Los progresos, proponiéndose un mejor dominio de la naturaleza, llegan en ocasiones a maltratarla, desfigurarla, incluso destruirla. La deforestación con los griegos antiguos, que construían un número considerable de barcos para sus guerras contra los persas, tanto como la contaminación por los hidrocarburos, la basura doméstica o los desechos nucleares, sin olvidar la destrucción de los paisajes para construir ciudades, infraestructuras urbanas, de calles o carreteras, todo eso pone en peligro un planeta frágil y un equilibrio natural precario. De ahí la emergencia y crecimiento en nuestra civilización, al mismo tiempo que una pasión tecnófila, de una sensibilidad ecologista tecnófoba que apela a un principio de precaución. Del mismo modo, los progresos de la técnica no se efectúan sin dolor para los más desfavorecidos, tanto a escala nacional como planetaria. 
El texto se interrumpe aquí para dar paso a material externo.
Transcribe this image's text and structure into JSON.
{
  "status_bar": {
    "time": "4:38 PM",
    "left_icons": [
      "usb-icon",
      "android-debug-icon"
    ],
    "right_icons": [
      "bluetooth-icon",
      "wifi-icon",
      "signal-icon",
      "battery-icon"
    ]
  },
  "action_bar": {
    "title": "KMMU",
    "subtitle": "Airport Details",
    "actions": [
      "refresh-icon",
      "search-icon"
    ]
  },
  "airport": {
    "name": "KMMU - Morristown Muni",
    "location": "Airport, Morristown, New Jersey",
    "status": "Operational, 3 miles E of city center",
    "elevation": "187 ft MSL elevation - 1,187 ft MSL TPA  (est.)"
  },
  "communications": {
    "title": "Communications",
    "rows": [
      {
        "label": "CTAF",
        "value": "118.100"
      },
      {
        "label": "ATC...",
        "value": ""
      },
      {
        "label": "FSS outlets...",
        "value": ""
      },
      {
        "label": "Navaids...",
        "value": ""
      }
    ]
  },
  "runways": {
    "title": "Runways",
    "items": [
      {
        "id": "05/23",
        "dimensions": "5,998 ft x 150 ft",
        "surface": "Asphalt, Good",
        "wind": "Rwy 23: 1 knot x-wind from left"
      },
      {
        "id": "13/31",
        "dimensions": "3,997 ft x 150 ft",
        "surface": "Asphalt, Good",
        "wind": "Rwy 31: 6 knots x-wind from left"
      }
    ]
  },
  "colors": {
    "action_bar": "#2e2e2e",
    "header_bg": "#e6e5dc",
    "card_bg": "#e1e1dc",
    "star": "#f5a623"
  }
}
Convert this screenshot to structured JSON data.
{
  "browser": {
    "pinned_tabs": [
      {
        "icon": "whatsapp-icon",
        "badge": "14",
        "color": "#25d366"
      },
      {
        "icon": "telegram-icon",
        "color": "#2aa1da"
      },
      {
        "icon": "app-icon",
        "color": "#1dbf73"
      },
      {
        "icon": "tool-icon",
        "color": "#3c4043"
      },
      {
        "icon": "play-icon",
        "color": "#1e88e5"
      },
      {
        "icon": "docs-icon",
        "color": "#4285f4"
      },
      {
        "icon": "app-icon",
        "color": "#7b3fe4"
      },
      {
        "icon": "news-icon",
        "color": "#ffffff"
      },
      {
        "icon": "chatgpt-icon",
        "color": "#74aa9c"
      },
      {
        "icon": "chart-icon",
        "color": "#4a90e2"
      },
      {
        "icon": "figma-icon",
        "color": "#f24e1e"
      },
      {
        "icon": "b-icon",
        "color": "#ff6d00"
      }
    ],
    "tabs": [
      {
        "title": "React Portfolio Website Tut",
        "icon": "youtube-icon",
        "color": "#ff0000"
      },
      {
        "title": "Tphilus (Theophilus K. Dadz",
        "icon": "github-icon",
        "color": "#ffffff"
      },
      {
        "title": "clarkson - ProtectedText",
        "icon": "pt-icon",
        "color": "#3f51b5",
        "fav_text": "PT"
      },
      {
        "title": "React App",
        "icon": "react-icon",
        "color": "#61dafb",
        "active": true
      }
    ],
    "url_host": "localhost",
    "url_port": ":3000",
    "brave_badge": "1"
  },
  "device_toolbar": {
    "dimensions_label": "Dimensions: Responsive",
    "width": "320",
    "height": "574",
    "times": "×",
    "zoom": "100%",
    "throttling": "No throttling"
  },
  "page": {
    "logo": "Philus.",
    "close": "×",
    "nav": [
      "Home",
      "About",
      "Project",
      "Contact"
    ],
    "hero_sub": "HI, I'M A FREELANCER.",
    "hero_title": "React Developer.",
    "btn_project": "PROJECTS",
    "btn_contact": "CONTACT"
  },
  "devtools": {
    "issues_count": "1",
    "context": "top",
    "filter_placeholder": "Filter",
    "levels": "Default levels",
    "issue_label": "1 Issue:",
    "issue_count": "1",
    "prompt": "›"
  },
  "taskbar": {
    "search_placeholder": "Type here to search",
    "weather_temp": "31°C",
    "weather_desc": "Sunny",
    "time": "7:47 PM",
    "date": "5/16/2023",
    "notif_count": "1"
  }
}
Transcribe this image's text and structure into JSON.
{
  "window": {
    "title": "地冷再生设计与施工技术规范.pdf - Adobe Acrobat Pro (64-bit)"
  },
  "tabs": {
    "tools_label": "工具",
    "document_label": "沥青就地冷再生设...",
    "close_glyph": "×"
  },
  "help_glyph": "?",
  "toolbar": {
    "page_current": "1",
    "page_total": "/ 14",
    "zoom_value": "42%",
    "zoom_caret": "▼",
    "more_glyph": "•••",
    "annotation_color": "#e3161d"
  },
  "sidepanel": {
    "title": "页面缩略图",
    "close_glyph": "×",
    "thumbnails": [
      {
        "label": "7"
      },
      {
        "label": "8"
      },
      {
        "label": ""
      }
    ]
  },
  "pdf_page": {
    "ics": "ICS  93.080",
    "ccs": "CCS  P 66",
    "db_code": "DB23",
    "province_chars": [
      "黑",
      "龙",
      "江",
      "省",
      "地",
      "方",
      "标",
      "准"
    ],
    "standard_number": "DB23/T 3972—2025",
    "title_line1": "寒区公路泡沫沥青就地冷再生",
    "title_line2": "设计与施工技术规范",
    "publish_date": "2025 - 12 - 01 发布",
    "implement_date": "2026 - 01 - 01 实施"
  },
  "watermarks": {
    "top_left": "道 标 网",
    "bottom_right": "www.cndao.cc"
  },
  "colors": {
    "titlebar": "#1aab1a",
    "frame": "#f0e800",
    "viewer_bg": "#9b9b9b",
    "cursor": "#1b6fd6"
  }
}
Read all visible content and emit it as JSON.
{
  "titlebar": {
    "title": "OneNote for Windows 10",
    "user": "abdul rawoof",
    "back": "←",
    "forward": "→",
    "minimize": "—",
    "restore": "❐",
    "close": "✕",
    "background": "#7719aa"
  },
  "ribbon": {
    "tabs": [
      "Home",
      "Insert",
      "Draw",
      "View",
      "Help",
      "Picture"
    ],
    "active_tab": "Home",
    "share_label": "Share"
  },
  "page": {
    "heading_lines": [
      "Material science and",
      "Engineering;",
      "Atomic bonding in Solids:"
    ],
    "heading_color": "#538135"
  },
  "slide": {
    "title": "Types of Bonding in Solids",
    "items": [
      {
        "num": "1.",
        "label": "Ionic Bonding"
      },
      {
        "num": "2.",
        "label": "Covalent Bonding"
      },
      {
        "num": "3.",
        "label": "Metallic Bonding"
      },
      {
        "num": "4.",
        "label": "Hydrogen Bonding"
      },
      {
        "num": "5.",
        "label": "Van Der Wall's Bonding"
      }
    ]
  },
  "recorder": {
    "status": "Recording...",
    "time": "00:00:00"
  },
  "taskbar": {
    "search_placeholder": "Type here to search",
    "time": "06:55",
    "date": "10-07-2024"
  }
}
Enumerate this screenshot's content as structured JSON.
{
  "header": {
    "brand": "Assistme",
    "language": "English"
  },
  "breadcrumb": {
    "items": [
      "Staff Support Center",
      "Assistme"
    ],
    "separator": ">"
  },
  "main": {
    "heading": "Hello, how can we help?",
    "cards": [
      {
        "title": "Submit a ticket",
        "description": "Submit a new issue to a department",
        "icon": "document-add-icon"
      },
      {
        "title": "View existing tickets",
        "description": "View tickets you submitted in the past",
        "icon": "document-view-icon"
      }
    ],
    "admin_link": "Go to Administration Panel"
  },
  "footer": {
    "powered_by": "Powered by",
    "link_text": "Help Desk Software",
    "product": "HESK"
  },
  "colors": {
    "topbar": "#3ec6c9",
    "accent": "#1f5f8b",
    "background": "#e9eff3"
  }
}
La zanja se hace más profunda entre los ricos y los pobres: unos se benefician con los productos de esta tecnología punta; los otros no disponen ni siquiera de medios para asegurar su supervivencia (el teléfono móvil celular para los estudiantes de los países de alto PNB en el hemisferio Norte y el hambre que provoca la muerte de millones de niños en el hemisferio Sur. En el mismo momento, a la misma hora). La técnica es un lujo de civilización rica. Cuando uno tiene dificultades para asegurar su subsistencia, desconoce el deseo de hacerse poseedor y dueño de la naturaleza. 
Al igual que la ecología permite reflexionar sobre la cuestión de las relaciones entre la técnica y la supervivencia del planeta, el tercermundismo y, no hace mucho, las ideologías políticas de izquierda, piensan la cuestión de la tecnología a la luz de un reparto más equitativo de las riquezas. De donde surge la ¡dea de que la técnica podría someter menos a los hombres que servirlos. En Occidente, conduce a la pauperización (los ricos cada vez más ricos, los pobres cada vez más pobres), al paro y a la precariedad de empleo (necesarios para los patrones que sostienen esas calamidades con el fin de mantener bajos sus costes de producción y optimizar su competitividad), a la disminución del trabajo (también sostenida, sin preocupación real y seria por compartirlo, a fin de asegurar un clima de sumisión de los empleados para con su empleador), a la alienación (aumento de ritmos y cadencias, cálculo exigente y cronometrado de la productividad). Solo un combate para invertir el movimiento y poner la tecnología al servicio de los hombres puede hacer esperar un mundo en el que la brutalidad, la violencia y la ley de la jungla retrocedan, por poco que sea.